The "posthuman" refers to the fact that there is
"a new and growing appreciation for the
plasticity and flexibility of 'human nature'
spurred by discoveries in biotechnology
and virtual, information and communication
Like it or not we humans are changing ourselves. It is going to happen, no it is happening already. We can already replace some organs with manufactured versions. A person can change their gender. Technology continues to expand the range of human senses and performance. It cannot be imagined that this will not continue. Not unless there is a world wide catastrophe casting us back into a dark age and our technical skills forgotten. It is inevitable. Jen's book assumes this and aims to engage it.
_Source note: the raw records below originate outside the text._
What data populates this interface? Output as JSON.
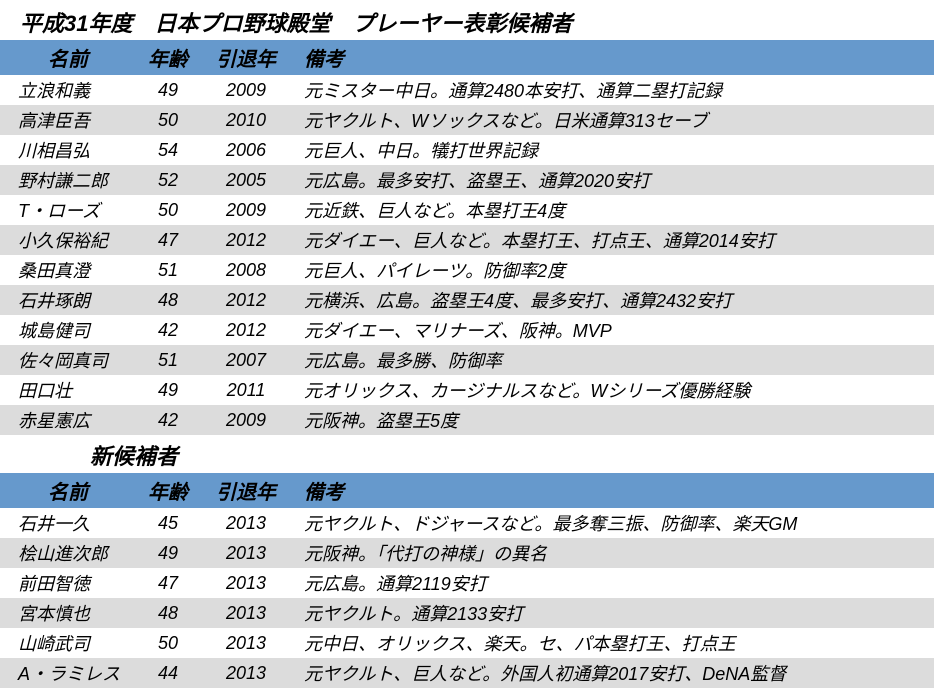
{
  "title": "平成31年度　日本プロ野球殿堂　プレーヤー表彰候補者",
  "subtitle": "新候補者",
  "columns": {
    "name": "名前",
    "age": "年齢",
    "year": "引退年",
    "remarks": "備考"
  },
  "colors": {
    "header_bg": "#6699cc",
    "row_odd": "#ffffff",
    "row_even": "#dcdcdc",
    "text": "#000000"
  },
  "candidates": [
    {
      "name": "立浪和義",
      "age": "49",
      "year": "2009",
      "remarks": "元ミスター中日。通算2480本安打、通算二塁打記録"
    },
    {
      "name": "高津臣吾",
      "age": "50",
      "year": "2010",
      "remarks": "元ヤクルト、Wソックスなど。日米通算313セーブ"
    },
    {
      "name": "川相昌弘",
      "age": "54",
      "year": "2006",
      "remarks": "元巨人、中日。犠打世界記録"
    },
    {
      "name": "野村謙二郎",
      "age": "52",
      "year": "2005",
      "remarks": "元広島。最多安打、盗塁王、通算2020安打"
    },
    {
      "name": "T・ローズ",
      "age": "50",
      "year": "2009",
      "remarks": "元近鉄、巨人など。本塁打王4度"
    },
    {
      "name": "小久保裕紀",
      "age": "47",
      "year": "2012",
      "remarks": "元ダイエー、巨人など。本塁打王、打点王、通算2014安打"
    },
    {
      "name": "桑田真澄",
      "age": "51",
      "year": "2008",
      "remarks": "元巨人、パイレーツ。防御率2度"
    },
    {
      "name": "石井琢朗",
      "age": "48",
      "year": "2012",
      "remarks": "元横浜、広島。盗塁王4度、最多安打、通算2432安打"
    },
    {
      "name": "城島健司",
      "age": "42",
      "year": "2012",
      "remarks": "元ダイエー、マリナーズ、阪神。MVP"
    },
    {
      "name": "佐々岡真司",
      "age": "51",
      "year": "2007",
      "remarks": "元広島。最多勝、防御率"
    },
    {
      "name": "田口壮",
      "age": "49",
      "year": "2011",
      "remarks": "元オリックス、カージナルスなど。Wシリーズ優勝経験"
    },
    {
      "name": "赤星憲広",
      "age": "42",
      "year": "2009",
      "remarks": "元阪神。盗塁王5度"
    }
  ],
  "new_candidates": [
    {
      "name": "石井一久",
      "age": "45",
      "year": "2013",
      "remarks": "元ヤクルト、ドジャースなど。最多奪三振、防御率、楽天GM"
    },
    {
      "name": "桧山進次郎",
      "age": "49",
      "year": "2013",
      "remarks": "元阪神。「代打の神様」の異名"
    },
    {
      "name": "前田智徳",
      "age": "47",
      "year": "2013",
      "remarks": "元広島。通算2119安打"
    },
    {
      "name": "宮本慎也",
      "age": "48",
      "year": "2013",
      "remarks": "元ヤクルト。通算2133安打"
    },
    {
      "name": "山崎武司",
      "age": "50",
      "year": "2013",
      "remarks": "元中日、オリックス、楽天。セ、パ本塁打王、打点王"
    },
    {
      "name": "A・ラミレス",
      "age": "44",
      "year": "2013",
      "remarks": "元ヤクルト、巨人など。外国人初通算2017安打、DeNA監督"
    }
  ]
}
She informs us that the term "posthuman" is an open one.
"In this book, I argue that these multiple and competing notions of the posthuman currently crystallize around two distinct and promising visions, cyborgs and uploads."She also says,
"If, as N. Katherine Hayles contends, we are at a crucial historical juncture with regard to our emerging posthuman future, such that we bear a moral responsibility in the visioning and construction of our future selves, the stakes are high; theologians must know precisely what is at stake in order to contribute helpfully to the process of fashioning a faithful posthuman future.
The reader may experience some discomfort in thinking about the changes that may and will occur. Time honored notions of what is normal and what is natural and what is human nature will no doubt be questioned and violated. What does this mean for religion and theology? This book aims to clarify the state of things and prepare for and is an example of rational engagement across the boundaries of technology, science and theology.